Saturday, October 02, 2010
The Great Great Gatsby
Care to watch "Gatz" - a seven HOUR performance based on Fitzgerald's famous novel? Learn more about it, here.
From the story in the New York Times...
This is how “Gatz,” Elevator Repair Service’s seven-hour performance now at the Public Theater, begins. When I saw it last winter, produced by the American Repertory Theater in Cambridge, Mass., the set was a spectacularly cluttered office that appeared to be part warehouse, part paper-pushing operation and part waiting room — not a bad metaphor, if you think about it, for the inside of your own head. And what goes on in your head is, in a way, the real subject of “Gatz,” which is not, strictly speaking, a staged reading of “The Great Gatsby,” even though every one of the book’s 47,000 words is pronounced onstage. Neither is it a dramatic adaptation of Fitzgerald’s novel. It’s more a dramatization of the act of reading itself — of what happens when you immerse yourself in a book.

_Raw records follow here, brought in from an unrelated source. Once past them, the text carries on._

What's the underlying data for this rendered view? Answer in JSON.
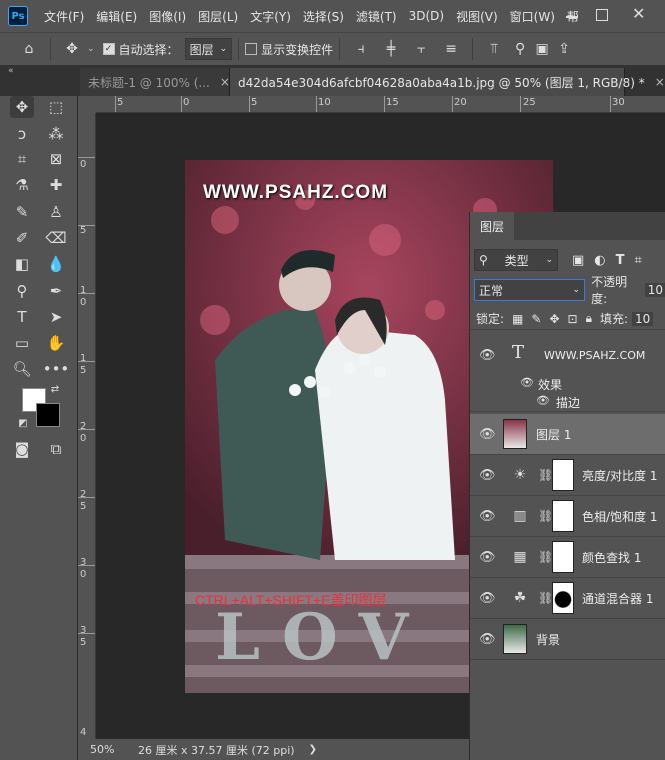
{
  "menubar": {
    "app_logo": "Ps",
    "items": [
      "文件(F)",
      "编辑(E)",
      "图像(I)",
      "图层(L)",
      "文字(Y)",
      "选择(S)",
      "滤镜(T)",
      "3D(D)",
      "视图(V)",
      "窗口(W)",
      "帮"
    ]
  },
  "options": {
    "auto_select_label": "自动选择：",
    "auto_select_value": "图层",
    "show_transform_label": "显示变换控件"
  },
  "tabs": [
    {
      "label": "未标题-1 @ 100% (...",
      "close": "×"
    },
    {
      "label": "d42da54e304d6afcbf04628a0aba4a1b.jpg @ 50% (图层 1, RGB/8) *",
      "close": "×"
    }
  ],
  "ruler": {
    "top": [
      "5",
      "0",
      "5",
      "10",
      "15",
      "20",
      "25",
      "30"
    ],
    "left": [
      "0",
      "5",
      "1 0",
      "1 5",
      "2 0",
      "2 5",
      "3 0",
      "3 5",
      "4"
    ]
  },
  "photo": {
    "watermark": "WWW.PSAHZ.COM",
    "overlay_caption": "CTRL+ALT+SHIFT+E盖印图层",
    "sign_letters": "LOV"
  },
  "status": {
    "zoom": "50%",
    "doc_size": "26 厘米 x 37.57 厘米 (72 ppi)"
  },
  "layers_panel": {
    "title": "图层",
    "filter_label": "类型",
    "blend_mode": "正常",
    "opacity_label": "不透明度:",
    "opacity_value": "10",
    "lock_label": "锁定:",
    "fill_label": "填充:",
    "fill_value": "10",
    "text_layer": "WWW.PSAHZ.COM",
    "effects_label": "效果",
    "stroke_label": "描边",
    "layers": [
      {
        "name": "图层 1",
        "type": "pixel"
      },
      {
        "name": "亮度/对比度 1",
        "type": "brightness"
      },
      {
        "name": "色相/饱和度 1",
        "type": "hue"
      },
      {
        "name": "颜色查找 1",
        "type": "lookup"
      },
      {
        "name": "通道混合器 1",
        "type": "mixer"
      },
      {
        "name": "背景",
        "type": "background"
      }
    ]
  },
  "colors": {
    "ps_blue": "#31a8ff",
    "caption_red": "#e8323c",
    "panel_bg": "#535353"
  }
}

Slowly, over half an hour or so, the man in the office (Scott Shepherd) starts to become interested in what he’s reading. Pretty soon he’s doing the voices, raising his pitch almost to a falsetto for Daisy Buchanan and artificially deepening it for Tom. And then, miraculously, people who have been silently coming in and out of the office, going about their workaday business, begin to imitate the characters, speaking the lines and even acting them out. A young woman who had been idly reading a golf magazine turns into Jordan Baker. A bullying, key-jangling janitor becomes Tom. Wilson, the garage mechanic, emerges — of course! — from the tech guy, summoned to deal with all that balkycomputer equipment.
This, or something like it, is what happens when you get caught up in a book.